Be that as it may, the combination of a small league and a large contingent of non-competitive teams - despite salary caps and salary floors - means we were going to end up here eventually. It could've happened earlier, it could've happened in another few years. You're free to treat it like the SANFL pre-1997 - two very successful clubs with 60 flags between them, and three or four others that couldn't muster ten flags collectively.
For my part, I'm not too fussed. In fact, for someone who cares little for the goings on in the A-League - except for when there used to be crowd shenanigans which exposed everyone's hypocrisies, and the sports business side of things - I was always more annoyed by other things. Namely, the way the A-League elevated what used to be called the minor premiership into a championship in its own right; which also lowered the worth of a grand final already compromised by a finals system which let more than half the league in as if it was the Canadian Football League, and the fact that said finals system gave almost no material benefit to a team finishing higher up the ladder.
Even so, that garbage, no double chance finals system bothered me more because it's the system we've come to use in Victoria. They could do what they like in the big leagues, but if we are to have finals in Victoria, why can't we have something which doesn't render one early false step in the finals for a top side an automatic failure? But I digress.
I have argued before that merging stats doesn't mean merging narratives. On a raw data level, Sydney FC have won more national titles than anyone. On a narrative level, we haven't been allowed to compete for any of the titles Sydney FC has won; which is not the same as Sydney FC not even being a twinkle in Frank Lowy's balls when we won our four NSL titles. Indeed, for a good chunk of the A-League's history, the narrative was that what came before the A-League was either irrelevant or non-existent.
Which, to be fair, is actually true on both counts. Forget mealy-mouthed and revisionist takes from people involved with dismissing or burying the NSL's history. Except for little checkpoints like this, everything that came before (with the possible exception of some player records) is irrelevant and/or non-existent.
And it's not just on an official level. Someone asked the question on one of our forums, about what our seven pre-NSL state league titles mean in the great scheme of things. And when it came down to it, all I could really think of is, "not much". Yes, they matter to the few hundred supporters who still attend South games. But most of our supporters are either dead, or doing something else with their lives these days. For both the dead and living South fan (and I assume, for the fans of other clubs like ours), the past has long receded in the rear view mirror.
Yes, people may jump on the odd social media post (whether posted by us or by some nostalgia site) and wax lyrical about good old days and whatnot, but that's the totality of the emotional engagement. It's little different to the way people reminisce about 1980s and early 1990s NBL. A few wistful signs while remembering Gaze to Copeland, Bruce Bolden's free throw routine, or Phil Smyth's bald patch, and then on to whatever it is that occupies their attention in the present.

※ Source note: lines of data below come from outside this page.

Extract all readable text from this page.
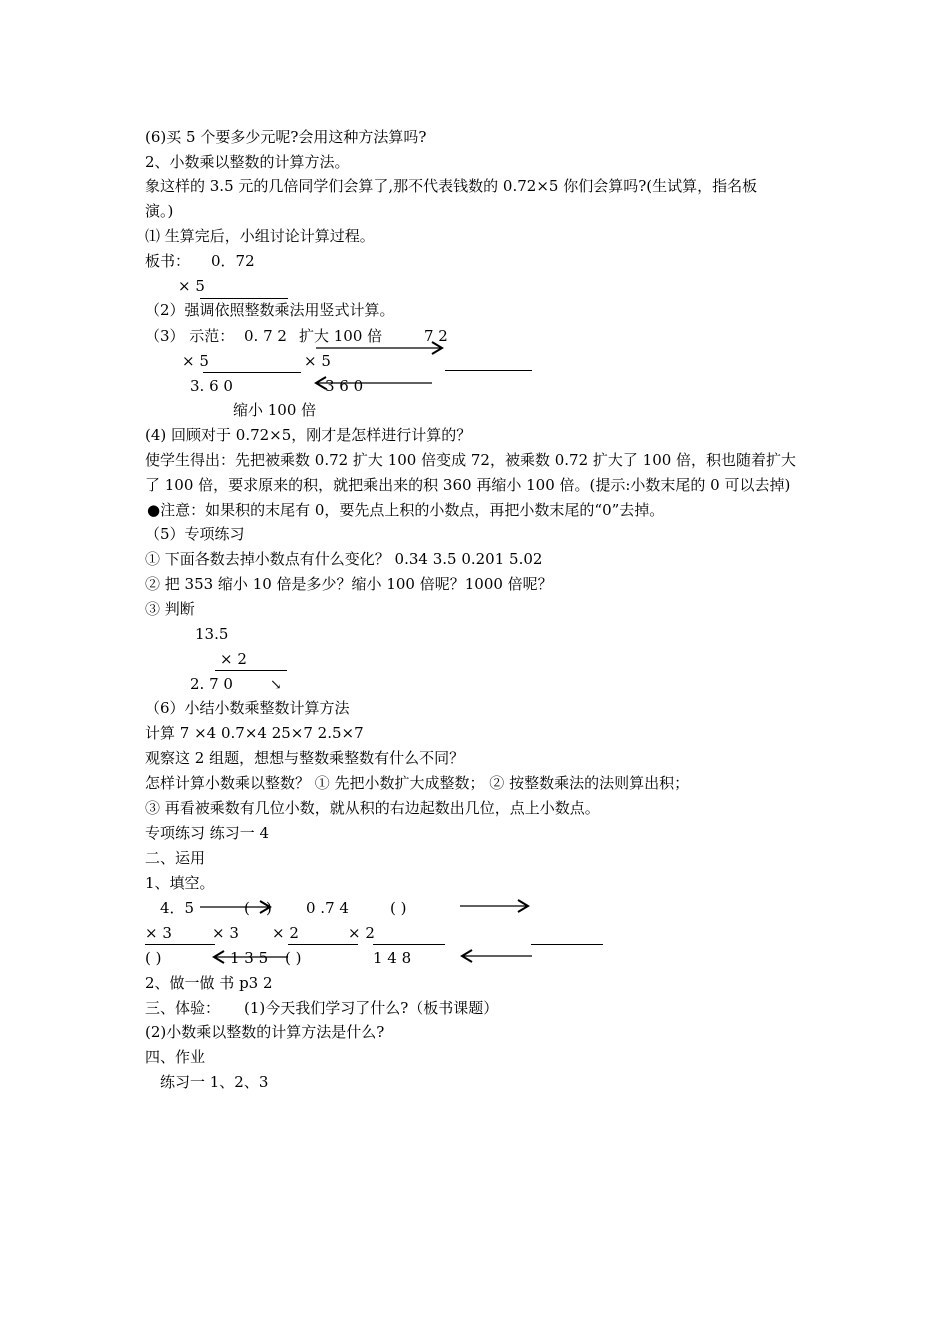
(6)买 5 个要多少元呢?会用这种方法算吗?
2、小数乘以整数的计算方法。
象这样的 3.5 元的几倍同学们会算了,那不代表钱数的 0.72×5 你们会算吗?(生试算，指名板
演。)
⑴ 生算完后，小组讨论计算过程。
板书： 0．72
× 5
（2）强调依照整数乘法用竖式计算。
（3） 示范： 0. 7 2 扩大 100 倍	7 2
× 5	× 5
3. 6 0	3 6 0
缩小 100 倍
(4) 回顾对于 0.72×5，刚才是怎样进行计算的？
使学生得出：先把被乘数 0.72 扩大 100 倍变成 72，被乘数 0.72 扩大了 100 倍，积也随着扩大
了 100 倍，要求原来的积，就把乘出来的积 360 再缩小 100 倍。(提示:小数末尾的 0 可以去掉)
●注意：如果积的末尾有 0，要先点上积的小数点，再把小数末尾的“0”去掉。
（5）专项练习
① 下面各数去掉小数点有什么变化？ 0.34 3.5 0.201 5.02
② 把 353 缩小 10 倍是多少？缩小 100 倍呢？1000 倍呢？
③ 判断
13.5
× 2
2. 7 0	↘
（6）小结小数乘整数计算方法
计算 7 ×4 0.7×4 25×7 2.5×7
观察这 2 组题，想想与整数乘整数有什么不同？
怎样计算小数乘以整数？ ① 先把小数扩大成整数； ② 按整数乘法的法则算出积；
③ 再看被乘数有几位小数，就从积的右边起数出几位，点上小数点。
专项练习 练习一 4
二、运用
1、填空。
4．5	( ) 0 .7 4	( )
× 3	× 3 × 2	× 2
( )	1 3 5 ( )	1 4 8
2、做一做 书 p3 2
三、体验： (1)今天我们学习了什么?（板书课题）
(2)小数乘以整数的计算方法是什么?
四、作业
练习一 1、2、3
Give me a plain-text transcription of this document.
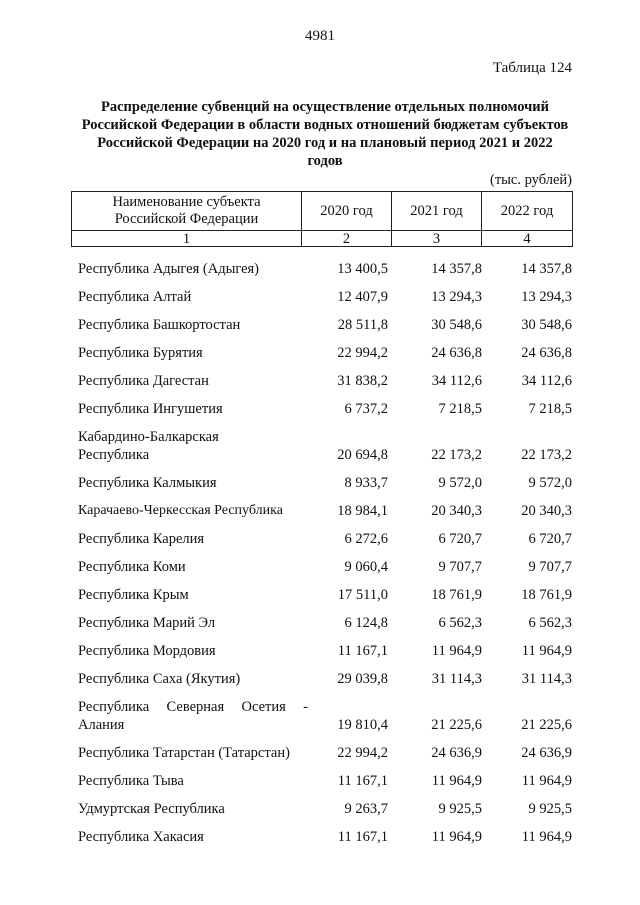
4981
Таблица 124
Распределение субвенций на осуществление отдельных полномочий Российской Федерации в области водных отношений бюджетам субъектов Российской Федерации на 2020 год и на плановый период 2021 и 2022 годов
(тыс. рублей)
Наименование субъекта Российской Федерации	2020 год	2021 год	2022 год
1	2	3	4
Республика Адыгея (Адыгея)	13 400,5	14 357,8	14 357,8
Республика Алтай	12 407,9	13 294,3	13 294,3
Республика Башкортостан	28 511,8	30 548,6	30 548,6
Республика Бурятия	22 994,2	24 636,8	24 636,8
Республика Дагестан	31 838,2	34 112,6	34 112,6
Республика Ингушетия	6 737,2	7 218,5	7 218,5
Кабардино-Балкарская Республика	20 694,8	22 173,2	22 173,2
Республика Калмыкия	8 933,7	9 572,0	9 572,0
Карачаево-Черкесская Республика	18 984,1	20 340,3	20 340,3
Республика Карелия	6 272,6	6 720,7	6 720,7
Республика Коми	9 060,4	9 707,7	9 707,7
Республика Крым	17 511,0	18 761,9	18 761,9
Республика Марий Эл	6 124,8	6 562,3	6 562,3
Республика Мордовия	11 167,1	11 964,9	11 964,9
Республика Саха (Якутия)	29 039,8	31 114,3	31 114,3
Республика Северная Осетия - Алания	19 810,4	21 225,6	21 225,6
Республика Татарстан (Татарстан)	22 994,2	24 636,9	24 636,9
Республика Тыва	11 167,1	11 964,9	11 964,9
Удмуртская Республика	9 263,7	9 925,5	9 925,5
Республика Хакасия	11 167,1	11 964,9	11 964,9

But for those of you that care about the seeming indignity of our situation in a more, let's say... "robust" manner than my trademark morose indifference, there's little reassurance or guidance that I can offer on how to respond to those who would wish to goad you on these matters. I guess you can just hold to the dream of a National Second Division and eventual promotion and relegation; or if you're still an unreconstructed 2005 World Game Forum-style bitter, plan for the death of the A-League within three years, tops. Those of us still here are all in this together, but we're all in it together in our individual way.